Les Scènes d'invasion offriraient un curieux rapprochement avec les Malheurs de la guerre, de Callot.--Ce ne sont que pendus, tas de morts qu'on dépouille, femmes qu'on viole, blessés qu'on emporte, prisonniers qu'on fusille, couvents qu'on dévalise, populations qui s'enfuient, familles réduites à la mendicité, patriotes qu'on étrangle, tout cela traité avec ces ajustements fantastiques et ces tournures exorbitantes qui feraient croire à une invasion de Tartares au quatorzième siècle. Mais quelle finesse, quelle science profonde de l'anatomie dans tous ces groupes qui semblent nés du hasard et du caprice de la pointe! Dites-moi si la Niobé antique surpasse en désolation et en noblesse cette mère agenouillée au milieu de sa famille devant les baïonnettes françaises?--Parmi ces dessins qui s'expliquent aisément, il y en a un tout à fait terrible et mystérieux, et dont le sens, vaguement entrevu, est plein de frissons et d'épouvantements. C'est un mort à moitié enfoui dans la terre, qui se soulève sur le coude, et, de sa main osseuse, écrit sans regarder, sur un papier posé à côté de lui, un mot qui vaut bien les plus noirs du Dante: Nada (néant). Autour de sa tête, qui a gardé juste assez de chair pour être plus horrible qu'un crâne dépouillé, tourbillonnent à peine visibles, dans l'épaisseur de la nuit, de monstrueux cauchemars illuminés çà et là de livides éclairs. Une main fatidique soutient une balance dont les plateaux se renversent. Connaissez-vous quelque chose de plus sinistre et de plus désolant?

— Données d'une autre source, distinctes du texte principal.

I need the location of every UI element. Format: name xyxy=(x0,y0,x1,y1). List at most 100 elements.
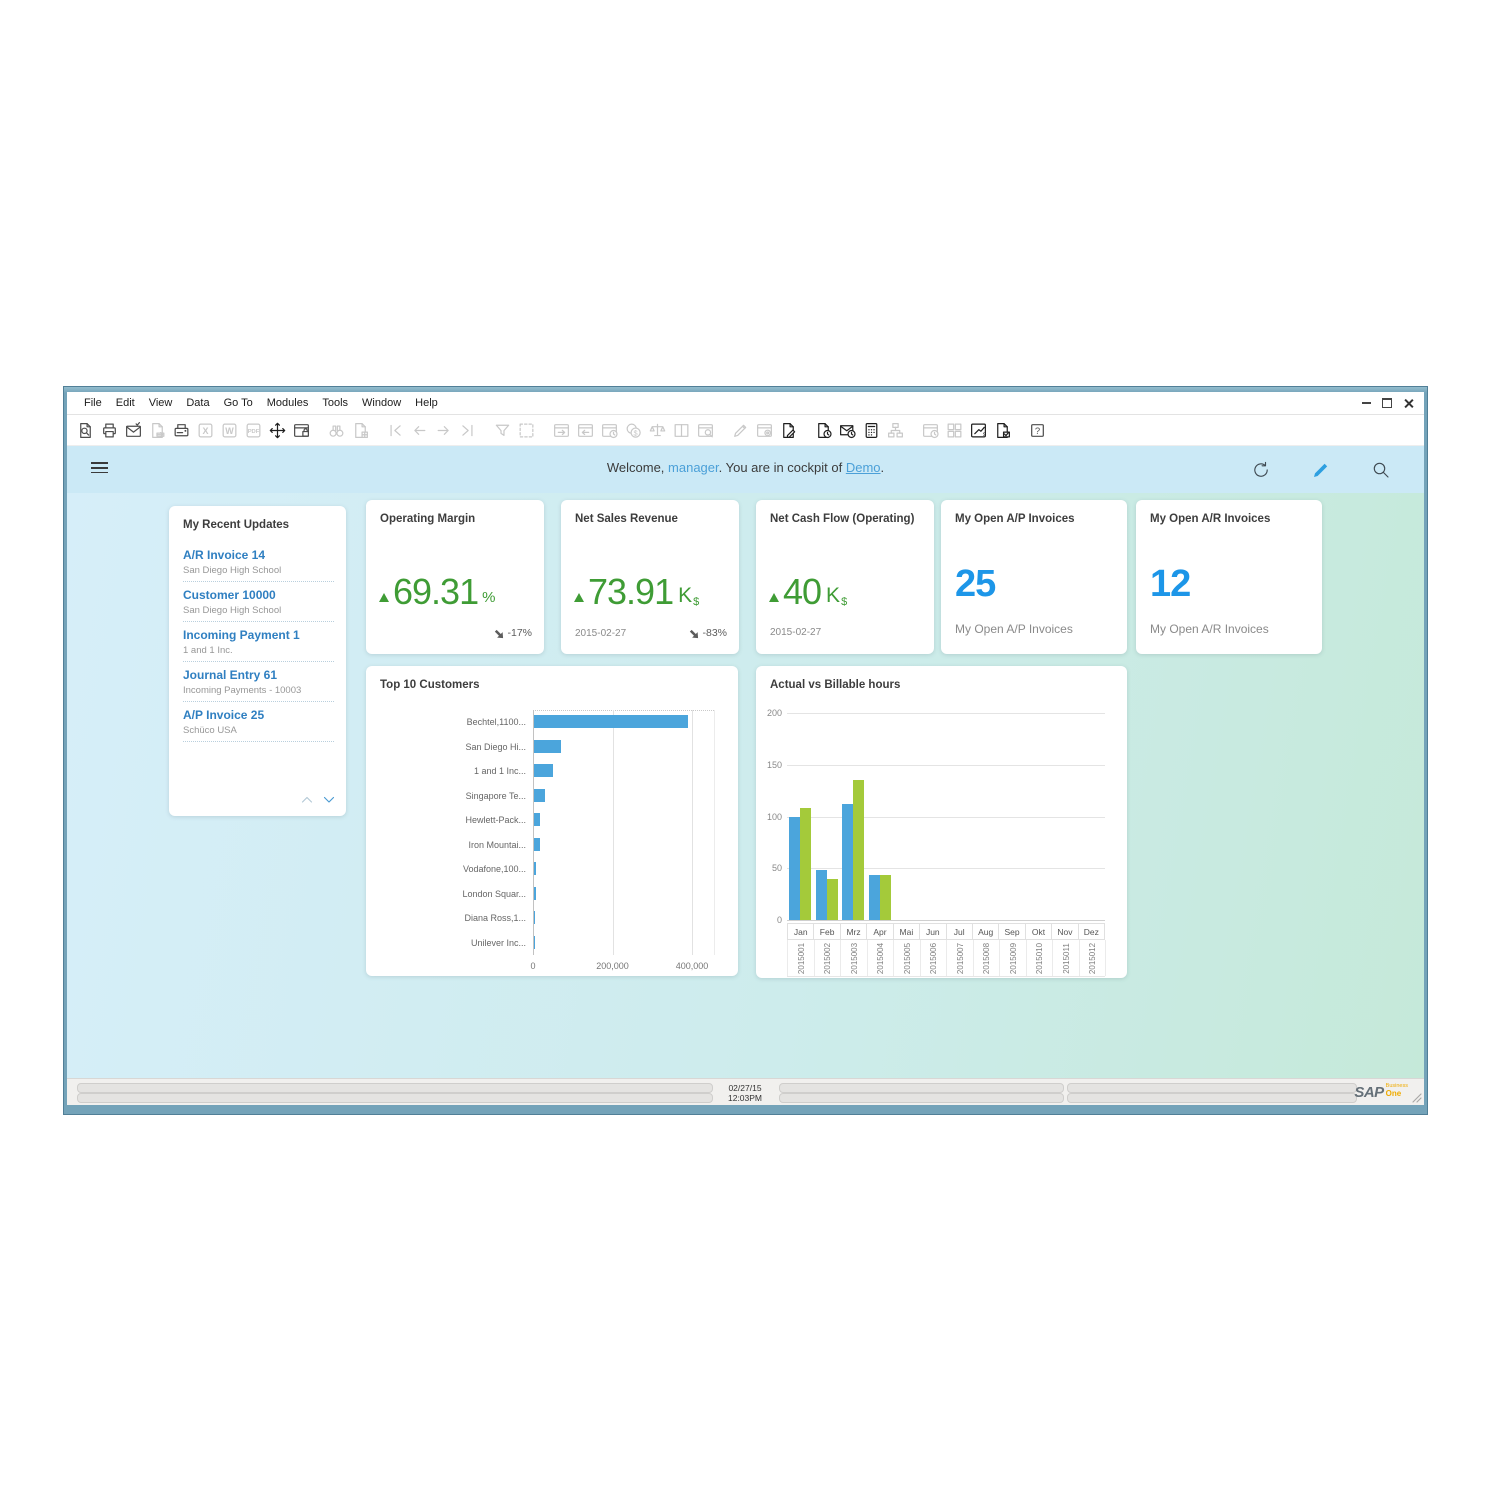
trend-up-icon xyxy=(574,593,584,602)
last-record-icon xyxy=(458,421,477,440)
minimize-icon[interactable] xyxy=(1362,402,1371,404)
filter-table-icon xyxy=(493,421,512,440)
menu-window[interactable]: Window xyxy=(362,397,402,409)
kpi-unit: % xyxy=(482,589,496,606)
period-label-2015002: 2015002 xyxy=(813,940,842,976)
document-schedule-icon[interactable] xyxy=(814,421,833,440)
plot-top-border xyxy=(533,710,714,711)
sort-table-icon xyxy=(517,421,536,440)
user-name: manager xyxy=(668,460,719,475)
month-label-dez: Dez xyxy=(1077,924,1106,939)
my-recent-updates-card: My Recent Updates A/R Invoice 14 San Dieg… xyxy=(169,506,346,816)
menu-edit[interactable]: Edit xyxy=(115,397,135,409)
close-icon[interactable] xyxy=(1403,398,1414,409)
launch-application-icon[interactable] xyxy=(268,421,287,440)
search-icon[interactable] xyxy=(1370,459,1392,481)
kpi-title: Operating Margin xyxy=(380,513,476,525)
status-field xyxy=(779,1083,1064,1093)
query-manager-icon xyxy=(696,421,715,440)
top-10-customers-chart: 0 200,000 400,000 Bechtel,1100... San Diego … xyxy=(366,666,738,976)
help-icon[interactable]: ? xyxy=(1028,421,1047,440)
gross-profit-icon xyxy=(648,421,667,440)
print-icon[interactable] xyxy=(100,421,119,440)
lock-screen-icon[interactable] xyxy=(292,421,311,440)
status-date: 02/27/15 xyxy=(728,1082,762,1093)
resize-grip[interactable] xyxy=(1412,1093,1422,1103)
recent-update-item: A/R Invoice 14 San Diego High School xyxy=(183,542,334,582)
bar-5 xyxy=(534,813,540,826)
menu-file[interactable]: File xyxy=(84,397,102,409)
send-email-icon[interactable] xyxy=(124,421,143,440)
top-10-customers-card: Top 10 Customers 0 200,000 400,000 Bechtel,… xyxy=(366,666,738,976)
svg-text:PDF: PDF xyxy=(248,429,260,435)
recent-update-item: Journal Entry 61 Incoming Payments - 1000… xyxy=(183,662,334,702)
recent-update-link[interactable]: A/R Invoice 14 xyxy=(183,548,266,562)
month-label-jul: Jul xyxy=(945,924,972,939)
kpi-unit-currency: $ xyxy=(841,596,848,608)
recent-update-link[interactable]: A/P Invoice 25 xyxy=(183,708,265,722)
sap-business-one-logo: SAP Business One xyxy=(1354,1083,1408,1101)
month-label-jan: Jan xyxy=(787,924,813,939)
kpi-delta: -83% xyxy=(688,627,727,639)
payment-means-icon: $ xyxy=(624,421,643,440)
bar-jan-actual xyxy=(789,816,800,920)
menu-modules[interactable]: Modules xyxy=(266,397,309,409)
kpi-card-open-ar-invoices[interactable]: My Open A/R Invoices 12 My Open A/R Invo… xyxy=(1136,500,1322,654)
period-label-bottom-border xyxy=(787,976,1105,977)
document-draft-icon[interactable] xyxy=(779,421,798,440)
recent-update-link[interactable]: Journal Entry 61 xyxy=(183,668,278,682)
menu-toggle-icon[interactable] xyxy=(91,462,108,477)
journal-voucher-icon[interactable] xyxy=(862,421,881,440)
recent-update-link[interactable]: Incoming Payment 1 xyxy=(183,628,300,642)
find-icon xyxy=(327,421,346,440)
y-tick-label: 50 xyxy=(771,863,782,874)
print-preview-icon[interactable] xyxy=(76,421,95,440)
period-label-2015007: 2015007 xyxy=(946,940,974,976)
kpi-card-operating-margin[interactable]: Operating Margin 69.31 % -17% xyxy=(366,500,544,654)
actual-vs-billable-hours-chart: 0 50 100 150 200 Jan Feb Mrz Apr Mai Jun Jul Aug Sep O… xyxy=(756,666,1127,978)
period-label-2015004: 2015004 xyxy=(866,940,895,976)
cockpit-link[interactable]: Demo xyxy=(845,460,881,475)
send-fax-icon[interactable] xyxy=(172,421,191,440)
kpi-count: 12 xyxy=(1150,563,1191,605)
kpi-title: My Open A/P Invoices xyxy=(955,513,1075,525)
kpi-count-label: My Open A/P Invoices xyxy=(955,622,1073,636)
menu-help[interactable]: Help xyxy=(415,397,438,409)
menu-items: File Edit View Data Go To Modules Tools Window H… xyxy=(77,397,445,409)
month-label-mai: Mai xyxy=(892,924,919,939)
welcome-message: Welcome, manager. You are in cockpit of … xyxy=(67,460,1424,475)
approve-document-icon[interactable] xyxy=(993,421,1012,440)
kpi-card-net-sales-revenue[interactable]: Net Sales Revenue 73.91 K $ 2015-02-27 -… xyxy=(561,500,739,654)
x-tick-label: 200,000 xyxy=(596,961,629,971)
menu-bar: File Edit View Data Go To Modules Tools Window H… xyxy=(67,392,1424,415)
menu-go-to[interactable]: Go To xyxy=(223,397,253,409)
plot-right-border xyxy=(714,710,715,955)
menu-data[interactable]: Data xyxy=(186,397,210,409)
first-record-icon xyxy=(386,421,405,440)
toolbar: X W PDF $ s? xyxy=(67,415,1424,446)
menu-view[interactable]: View xyxy=(148,397,173,409)
scroll-down-icon[interactable] xyxy=(322,793,336,806)
kpi-card-open-ap-invoices[interactable]: My Open A/P Invoices 25 My Open A/P Invo… xyxy=(941,500,1127,654)
recent-update-link[interactable]: Customer 10000 xyxy=(183,588,276,602)
card-title: My Recent Updates xyxy=(183,519,290,531)
status-time: 12:03PM xyxy=(727,1092,763,1103)
status-field xyxy=(1067,1083,1357,1093)
restore-icon[interactable] xyxy=(1382,398,1392,408)
bar-1 xyxy=(534,715,688,728)
status-bar: 02/27/15 12:03PM SAP Business One xyxy=(67,1078,1424,1105)
menu-tools[interactable]: Tools xyxy=(322,397,349,409)
bar-category-label: San Diego Hi... xyxy=(465,741,526,752)
refresh-icon[interactable] xyxy=(1250,459,1272,481)
bar-9 xyxy=(534,911,535,924)
kpi-card-net-cash-flow[interactable]: Net Cash Flow (Operating) 40 K $ 2015-02… xyxy=(756,500,934,654)
period-label-end-border xyxy=(1105,940,1106,976)
grid-line xyxy=(692,710,693,955)
message-alert-icon[interactable] xyxy=(838,421,857,440)
share-chart-icon[interactable]: s xyxy=(969,421,988,440)
edit-pencil-icon[interactable] xyxy=(1310,459,1332,481)
period-label-2015005: 2015005 xyxy=(893,940,921,976)
kpi-unit: K xyxy=(826,584,841,607)
scroll-up-icon[interactable] xyxy=(300,793,314,806)
cockpit-content: My Recent Updates A/R Invoice 14 San Dieg… xyxy=(67,493,1424,1078)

Tout à fait sur la fin de sa vie, qui fut longue, car il est mort à Bordeaux à plus de quatre-vingts ans, Goya a fait quelques croquis lithographiques improvisés sur la pierre, et qui portent le titre de Dibersion de España;--ce sont des combats de taureaux. On reconnaît encore, dans ces feuilles charbonnées par la main d'un vieillard sourd depuis longtemps et presque aveugle, la vigueur et le mouvement des Caprichos et de la Tauromaquia. L'aspect de ces lithographies rappelle beaucoup, chose curieuse! la manière d'Eugène Delacroix dans les illustrations de Faust.

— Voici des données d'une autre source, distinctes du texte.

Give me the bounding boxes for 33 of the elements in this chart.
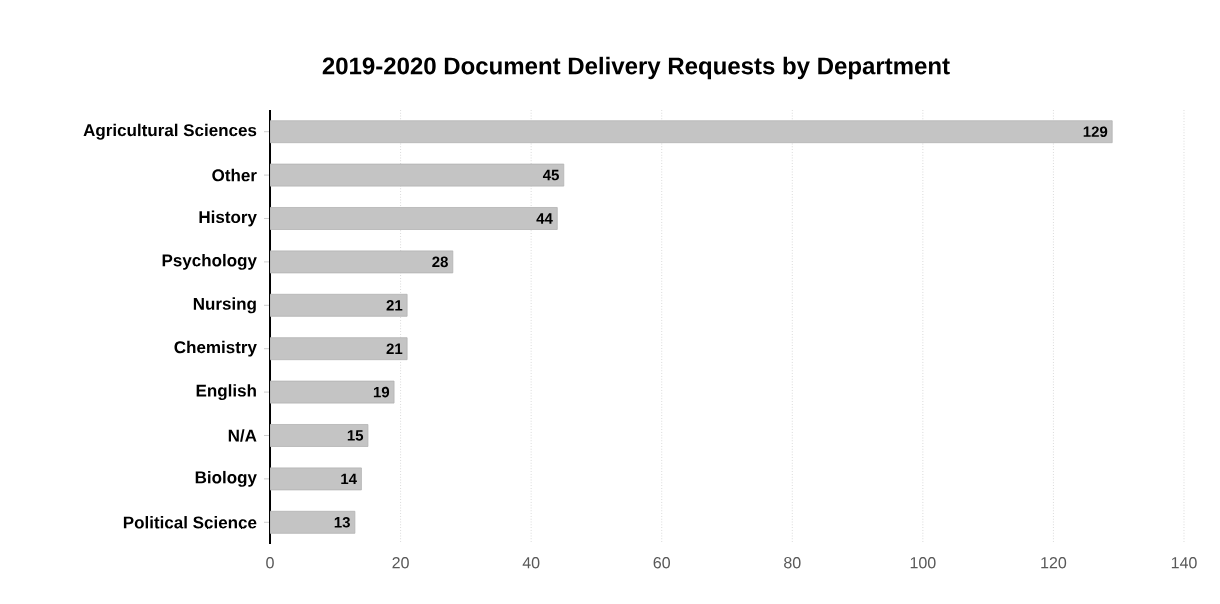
data-label: 129 <box>1083 126 1108 138</box>
x-tick-label: 120 <box>1041 557 1067 569</box>
bar <box>270 293 408 317</box>
bar <box>270 424 369 447</box>
y-tick-label: N/A <box>228 429 257 442</box>
x-tick-label: 0 <box>266 557 274 569</box>
x-tick-label: 140 <box>1171 557 1197 569</box>
y-tick-label: Biology <box>195 470 257 487</box>
data-label: 13 <box>334 516 350 528</box>
data-label: 28 <box>432 256 448 268</box>
x-tick-label: 60 <box>653 557 670 569</box>
x-tick-label: 20 <box>392 557 409 569</box>
y-tick-label: Nursing <box>193 297 256 314</box>
data-label: 15 <box>347 430 364 441</box>
bar <box>270 337 408 361</box>
bar <box>270 510 356 534</box>
y-tick-label: Psychology <box>162 253 257 270</box>
chart-title: 2019-2020 Document Delivery Requests by Department <box>322 56 950 80</box>
y-tick-label: Political Science <box>123 516 257 529</box>
y-tick-label: Other <box>212 168 257 182</box>
y-tick-label: Chemistry <box>174 340 257 357</box>
data-label: 45 <box>542 169 559 181</box>
data-label: 14 <box>341 473 357 485</box>
x-tick-label: 40 <box>522 557 540 569</box>
y-tick-label: Agricultural Sciences <box>83 123 257 140</box>
x-tick-label: 80 <box>784 557 801 569</box>
y-tick-label: English <box>196 384 256 401</box>
x-tick-label: 100 <box>910 557 936 569</box>
data-label: 44 <box>536 213 553 224</box>
data-label: 21 <box>386 300 403 311</box>
data-label: 21 <box>386 343 403 354</box>
y-tick-label: History <box>199 210 257 227</box>
data-label: 19 <box>373 386 390 398</box>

Dans la tombe de Goya est enterré l'ancien art espagnol, le monde à jamais disparu des toreros, des majos, des manolas, des moines, des contrebandiers, des voleurs, des alguazils et des sorcières, toute la couleur locale de la Péninsule.--Il est venu juste à temps pour recueillir et fixer tout cela. Il a cru ne faire que des caprices, il a fait le portrait et l'histoire de la vieille Espagne, tout en croyant servir les idées et les croyances nouvelles. Ses caricatures seront bientôt des monuments historiques.

IX.

L'ESCURIAL.--LES VOLEURS.

Pour aller à l'Escurial, nous louâmes une de ces fantastiques voitures chamarrées d'amours à la grisaille et autres ornements pompadour dont nous avons déjà eu l'occasion de parler; le tout attelé de quatre mules et enjolivé d'un zagal assez bien travesti. L'Escurial est situé à sept ou huit lieues de Madrid, non loin de Guadarrama, au pied d'une chaîne de montagnes; on ne peut rien imaginer de plus aride et de plus désolé que la campagne qu'il faut traverser pour s'y rendre: pas un arbre, pas une maison; de grandes pentes qui s'enveloppent les unes dans les autres, des ravins desséchés, que la présence de plusieurs ponts désigne comme des lits de torrents, et çà et là une échappée de montagnes bleues coiffées de neige ou de nuages. Ce paysage, tel qu'il est, ne manque cependant pas de grandeur: l'absence de toute végétation donne aux lignes de terrain une sévérité et une franchise extraordinaires; à mesure que l'on s'éloigne de Madrid, les pierres dont la campagne est constellée deviennent plus grosses et montrent l'ambition d'être des rochers; ces pierres, d'un gris bleuâtre, papelonant le sol écaillé, font l'effet de verrues sur le dos rugueux d'un crocodile centenaire; elles découpent mille déchiquetures bizarres sur la silhouette des collines, qui ressemblent à des décombres d'édifices gigantesques.